Canada's players have complained that the refereeing in their game against the U.S. Women's National Team cost them the win. If anything, it helped them.
The women's soccer semifinal match between the United States and Canada ruled. Between the seven goals scored in the most dramatically back-and-forth manner possible and the immense likability of the victorious American team, you couldn't have asked for a better game. Alex Morgan's 123rd-minute goal might be the Olympics' most exciting moment yet.
Of course, there were complications. Each team might have gotten away with something they shouldn't have.

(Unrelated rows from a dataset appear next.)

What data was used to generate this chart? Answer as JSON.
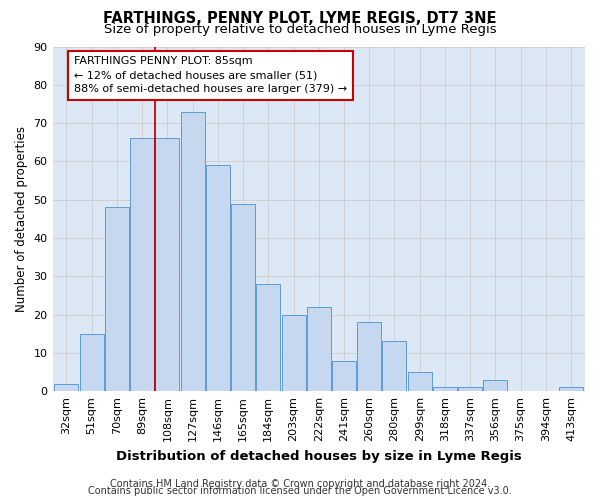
{
  "title": "FARTHINGS, PENNY PLOT, LYME REGIS, DT7 3NE",
  "subtitle": "Size of property relative to detached houses in Lyme Regis",
  "xlabel": "Distribution of detached houses by size in Lyme Regis",
  "ylabel": "Number of detached properties",
  "categories": [
    "32sqm",
    "51sqm",
    "70sqm",
    "89sqm",
    "108sqm",
    "127sqm",
    "146sqm",
    "165sqm",
    "184sqm",
    "203sqm",
    "222sqm",
    "241sqm",
    "260sqm",
    "280sqm",
    "299sqm",
    "318sqm",
    "337sqm",
    "356sqm",
    "375sqm",
    "394sqm",
    "413sqm"
  ],
  "values": [
    2,
    15,
    48,
    66,
    66,
    73,
    59,
    49,
    28,
    20,
    22,
    8,
    18,
    13,
    5,
    1,
    1,
    3,
    0,
    0,
    1
  ],
  "bar_color": "#c5d8f0",
  "bar_edge_color": "#5b9bd5",
  "vline_x": 3.5,
  "vline_color": "#cc0000",
  "annotation_text": "FARTHINGS PENNY PLOT: 85sqm\n← 12% of detached houses are smaller (51)\n88% of semi-detached houses are larger (379) →",
  "annotation_box_color": "#ffffff",
  "annotation_box_edge_color": "#cc0000",
  "ylim": [
    0,
    90
  ],
  "yticks": [
    0,
    10,
    20,
    30,
    40,
    50,
    60,
    70,
    80,
    90
  ],
  "grid_color": "#cccccc",
  "bg_color": "#dde8f6",
  "fig_bg_color": "#ffffff",
  "footer_line1": "Contains HM Land Registry data © Crown copyright and database right 2024.",
  "footer_line2": "Contains public sector information licensed under the Open Government Licence v3.0.",
  "title_fontsize": 10.5,
  "subtitle_fontsize": 9.5,
  "ylabel_fontsize": 8.5,
  "xlabel_fontsize": 9.5,
  "tick_fontsize": 8,
  "annotation_fontsize": 8,
  "footer_fontsize": 7
}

The Canadians think the calls against their team were more wrong and more consequential, but as in the War of 1812, they are in the wrong. ("Those who do not remember the War of 1812 are doomed to repeat it," as the saying goes.)
CANADA'S ARGUMENT: Neither Erin McLeod's delay-of-game penalty nor the subsequent handball were the right calls.
Image by Hussein Malla / AP
(This is the handball. Abby Wambach converted the penalty kick.)
Canada led 3-2 at the time McLeod was called for holding on to the ball longer than six seconds, which came right around the 75th minute. The delay-of-game call on McLeod is one that you basically never see at the upper levels of soccer — I don't think I've ever seen it in an international or professional game &mdash. As for the handball, the argument against it is that Canadian defender Marie-Eve Nault was already planted in the ball's path, making the contact either incidental or defensive.
The combination of both of these decisions within minutes of each other had a multiplying effect. Newspapers in Canada cried foul (just kidding — there's only one newspaper in Canada, and it's called the Tim Horton's Gazette) saying the team was robbed; meanwhile, the players suggested the game was rigged in favor of the Americans.